According to NASA it’s quite clear and obvious—when CO2 increases, simple physics requires that the surface temperature increases to keep the radiation balance at the top of the atmosphere.
So, what’s not to like?
To explain what’s not to like, let me provide the simplest possible energy balance model of the earth. The values are all approximate.
Figure 1. Approximate energy budget of the planet. All values are in watts per meter squared (W/m2).
There are three layers in the model—the lowest part of the stratosphere; the troposphere; and the surface. Note that all three layers are balanced, in that the amount that is lost by each layer is equal to the amount that is absorbed. In addition, the system as a whole is balanced—237 W/m2 is absorbed by the system, and 237 W/m2 is radiated back out to space.
Now, recall the NASA claim that if GHGs increase and absorb more upwelling radiation, that the “Earth then warms or cools in order to restore the radiative balance at the top of the atmosphere.”
How large a change in the radiation balance are we talking about? Well, if we use the figures of the Intergovernmental Panel on Climate Change (IPCC), since the year 1958 when we started measuring CO2, the reduction in outgoing longwave radiation due to increased CO2 is about 1.5 W/m2. This is a change of a bit more than half of one percent of total outgoing radiation. Or to look at it another way, it’s an imbalance that is increasing at the rate of about two-hundredths of one watt per square meter per year … very, very small, in other words.
So let me ask you.

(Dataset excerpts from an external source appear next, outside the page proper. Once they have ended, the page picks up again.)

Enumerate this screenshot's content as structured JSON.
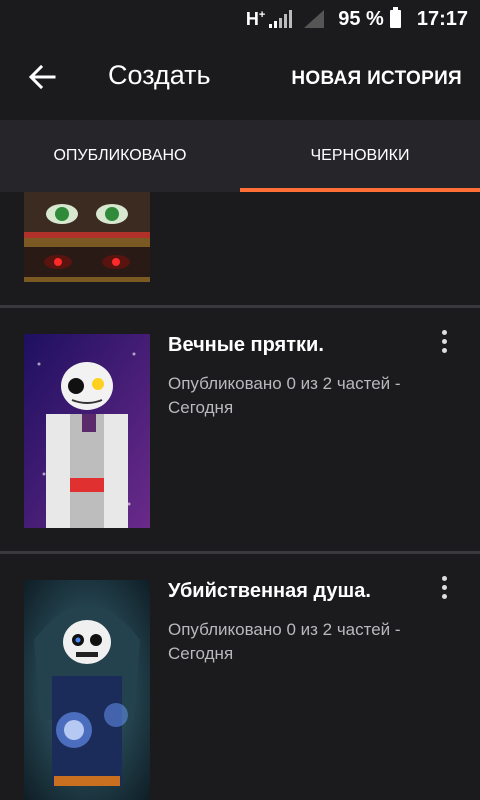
{
  "status_bar": {
    "network": "H",
    "network_sup": "+",
    "battery": "95 %",
    "time": "17:17"
  },
  "app_bar": {
    "back_icon": "arrow-left-icon",
    "title": "Создать",
    "action_label": "НОВАЯ ИСТОРИЯ"
  },
  "tabs": [
    {
      "label": "ОПУБЛИКОВАНО",
      "active": false
    },
    {
      "label": "ЧЕРНОВИКИ",
      "active": true
    }
  ],
  "colors": {
    "accent": "#ff6f36",
    "background": "#1b1a1c",
    "tab_bar": "#26252a"
  },
  "stories": [
    {
      "title": "Вечные прятки.",
      "meta": "Опубликовано 0 из 2 частей - Сегодня"
    },
    {
      "title": "Убийственная душа.",
      "meta": "Опубликовано 0 из 2 частей - Сегодня"
    }
  ]
}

Looking at Figure 1 above, is the warming of the surface the only way that the outgoing radiation at the top of the atmosphere (TOA) can be increased by about half a percent per half century to restore the overall balance?

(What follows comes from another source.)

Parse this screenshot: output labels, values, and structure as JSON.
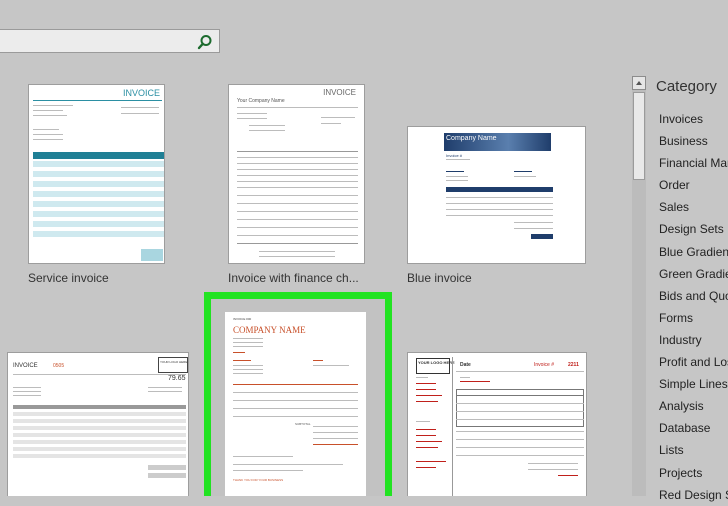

Obviously, and totally contrary to NASA’s claim, surface warming is NOT the only way to restore the top-of-atmosphere radiation balance. Some of the other ways are:
• Decrease the incoming radiation. This happens by means of changes in the amount, composition, albedo, thickness, time of emergence, and/or nature of the clouds. It also happens over the ocean, from the ocean albedo changing due to winds causing breaking waves, spume, and foam. These are all white and reflect much more sunlight than does a calm ocean surface.
• Increase the amount of solar radiation absorbed by the atmosphere. This happens by means of changes in the amount of atmospheric water vapor, or by changes in the clouds.
• Increase the amount of latent heat removed from the surface via evaporation of water. This happens by changes in the wind, since evaporation is inter alia a linear function of the wind speed. It also happens by changes in the number of thunderstorms, which increase local evaporation due to storm-generated winds. It also happens due to increasing ocean water surface area due to spray, as well as due to the increased surface area of waves compared to smooth water.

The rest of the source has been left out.